O patrocínio é muito importante
pois o sistema é muito caro para ser sustentado com as assinaturas dos usuários
e, sem ele, dependerá então de subsídio para que o preço seja suficientemente baixo
para atrair o usuário.
Vale lembrar que não há registros
de um sistema de bicicletas públicas que tenha sido instalado em uma escala
considerável - com pelo menos umas 30 estações e uma centena de bicicletas dentro
de uma região de alta densidade - que não tenha tido êxito.
Atualmente há sistemas em 5
capitais brasileiras: Rio de Janeiro, São Paulo, Porto Alegre, Recife e
Salvador, e também em outras duas cidades importantes como Sorocaba e Santos, além
de diversos outros sistemas menores em cidades pequenas.
No mundo atualmente há mais de
535 sistemas de bicicletas públicas, sendo o ranking dos 3 maiores sistemas: 1.

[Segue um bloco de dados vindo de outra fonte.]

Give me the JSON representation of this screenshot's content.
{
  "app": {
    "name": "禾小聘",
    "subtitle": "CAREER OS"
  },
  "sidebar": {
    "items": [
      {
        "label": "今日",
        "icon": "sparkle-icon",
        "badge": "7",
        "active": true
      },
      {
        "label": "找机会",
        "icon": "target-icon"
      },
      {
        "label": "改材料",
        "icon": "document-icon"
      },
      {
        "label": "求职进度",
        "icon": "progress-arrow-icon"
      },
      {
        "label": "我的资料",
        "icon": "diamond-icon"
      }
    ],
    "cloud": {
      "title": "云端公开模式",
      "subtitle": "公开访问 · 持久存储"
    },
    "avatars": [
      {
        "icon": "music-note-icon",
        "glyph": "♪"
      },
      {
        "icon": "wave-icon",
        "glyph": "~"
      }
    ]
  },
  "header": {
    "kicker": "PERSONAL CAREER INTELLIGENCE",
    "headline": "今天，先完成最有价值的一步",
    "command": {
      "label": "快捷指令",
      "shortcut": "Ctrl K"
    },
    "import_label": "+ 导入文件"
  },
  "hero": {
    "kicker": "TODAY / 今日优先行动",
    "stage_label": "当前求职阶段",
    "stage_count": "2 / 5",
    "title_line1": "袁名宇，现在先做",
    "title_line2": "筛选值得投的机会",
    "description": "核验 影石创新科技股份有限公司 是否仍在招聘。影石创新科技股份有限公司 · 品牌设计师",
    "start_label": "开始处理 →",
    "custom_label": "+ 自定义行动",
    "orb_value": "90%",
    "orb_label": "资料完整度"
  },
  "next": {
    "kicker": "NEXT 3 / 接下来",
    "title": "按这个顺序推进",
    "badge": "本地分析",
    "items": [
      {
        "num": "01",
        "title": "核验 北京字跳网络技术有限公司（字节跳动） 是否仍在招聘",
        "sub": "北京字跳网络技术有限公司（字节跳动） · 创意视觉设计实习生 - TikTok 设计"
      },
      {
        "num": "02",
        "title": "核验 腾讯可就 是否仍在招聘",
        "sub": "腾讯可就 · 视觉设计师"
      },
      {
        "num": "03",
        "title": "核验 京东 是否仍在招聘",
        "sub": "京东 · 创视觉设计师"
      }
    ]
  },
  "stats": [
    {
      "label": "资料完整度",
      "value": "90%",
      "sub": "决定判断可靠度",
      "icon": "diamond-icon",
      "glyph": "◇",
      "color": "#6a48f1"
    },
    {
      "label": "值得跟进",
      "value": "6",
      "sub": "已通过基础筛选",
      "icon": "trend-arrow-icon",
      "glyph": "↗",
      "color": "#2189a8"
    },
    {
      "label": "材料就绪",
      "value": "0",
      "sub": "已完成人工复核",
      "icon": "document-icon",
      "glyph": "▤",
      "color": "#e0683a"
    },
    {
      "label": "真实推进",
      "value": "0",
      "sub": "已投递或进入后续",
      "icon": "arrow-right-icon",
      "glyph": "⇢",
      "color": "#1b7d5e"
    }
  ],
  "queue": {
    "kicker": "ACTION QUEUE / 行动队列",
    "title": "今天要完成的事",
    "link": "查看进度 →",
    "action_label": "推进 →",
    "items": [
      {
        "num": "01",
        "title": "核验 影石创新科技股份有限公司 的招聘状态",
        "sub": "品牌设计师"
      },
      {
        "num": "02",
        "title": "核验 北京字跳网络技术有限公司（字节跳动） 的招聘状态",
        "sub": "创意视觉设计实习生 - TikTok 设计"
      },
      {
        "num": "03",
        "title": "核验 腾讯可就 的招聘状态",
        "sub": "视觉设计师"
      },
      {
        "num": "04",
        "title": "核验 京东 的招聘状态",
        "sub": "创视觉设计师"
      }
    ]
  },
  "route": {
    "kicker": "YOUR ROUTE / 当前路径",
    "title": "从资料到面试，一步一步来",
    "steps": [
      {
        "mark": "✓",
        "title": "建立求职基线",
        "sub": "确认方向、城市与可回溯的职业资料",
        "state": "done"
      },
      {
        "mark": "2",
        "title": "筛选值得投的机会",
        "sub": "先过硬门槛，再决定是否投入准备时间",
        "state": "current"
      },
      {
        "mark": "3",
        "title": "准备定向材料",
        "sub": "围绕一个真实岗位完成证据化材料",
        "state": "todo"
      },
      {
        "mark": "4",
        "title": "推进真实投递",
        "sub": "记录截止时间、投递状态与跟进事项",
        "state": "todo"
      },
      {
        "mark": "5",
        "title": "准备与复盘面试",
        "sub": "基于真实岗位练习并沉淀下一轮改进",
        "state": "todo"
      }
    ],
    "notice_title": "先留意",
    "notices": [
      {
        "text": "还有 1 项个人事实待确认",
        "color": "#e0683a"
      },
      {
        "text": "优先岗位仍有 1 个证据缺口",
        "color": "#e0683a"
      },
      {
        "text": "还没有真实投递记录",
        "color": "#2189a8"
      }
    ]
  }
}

Wuhan, China, com 90 mil bicicletas; 2. Hanghzou, China, com 70 mil bicicletas
e Paris, França com 23.900 bicicletas.
Um dos efeitos diretos nas
cidades onde as bicicletas públicas foram implantadas em larga escala é o
alívio na pressão sobre os transportes públicos, especialmente metrô e ônibus,
pois as pessoas deixam de usar esses modais para transportes de curta distância
e passam a usar a bicicleta pública que é mais rápida e barata.
Os efeitos indiretos são vários,
mas o mais significativo deles é o fato de que a pessoa se acostuma a usar a
bicicleta pública nos pequenos deslocamentos daquela região onde o sistema está
implantado e então quer usar a bicicleta para outros deslocamentos maiores ou
que por ventura não são cobertos pela bicicleta pública, e nesses casos as
pessoas partem então para adquirir a própria bicicleta.
Esse fenômeno foi percebido em
cidades como Paris, Londres e atualmente Nova York, onde as bicicletarias estão
pipocando e já há inclusive relatos de falta de mecânicos! Um claro sinal do
aumento das vendas e do uso das bicicletas em bases diárias.
Outro efeito indireto é que
normalmente os sistemas de bicicletas públicas catapultam a implantação de
infraestrutura cicloviária, já que com o maior número de ciclistas na rua e dada
a sua grande visibilidade, pios as bicicletas públicas são mais chamativas que
as tradicionais e logo, os seus usuários são mais notados na rua no dia-a-dia
do que os usuários de bicicletas convencionais.
Esse aumento no número de
ciclistas faz com que os gestores públicos deixem de ignorar a demanda por
adequada infraestrutura que ofereça mais segurança aos usuários da bicicleta.
Ainda, é notado uma notória
melhoria na qualidade de vida dos usuários e já estão sendo levantados dados em
cidades europeias que indicam uma redução dos custos com saúde pública desde
que o sistema de bicicletas públicas passou a ser usado em larga escala, com
diminuição de incidências de doenças relacionadas ao estresse e sedentarismo.
A cidade de Sorocaba é um exemplo
interessante, pois o sistema de bicicletas públicas é gratuito e totalmente
subsidiado pela prefeitura, que o adotou como medida de saúde pública
principalmente e não de mobilidade urbana.
Os sistemas de bicicletas
públicas são uma realidade e tendem a chegar em todas as cidades médias e
grandes nos próximos anos. Não há como negar os benefícios e a sua necessidade
para suprir as demandas de deslocamentos em curtas distâncias.
No futuro próximo as bicicletas
públicas serão tão comuns quanto os taxis nas grandes cidades.
Muito bom esse texto Rodrigo. Pena que os governantes estão agindo mais pela modinha e garantir votos, do que realmente resolver os problemas de locomoção e saúde. Mas quem sabe com essa expansão do Bike Rio isso mude.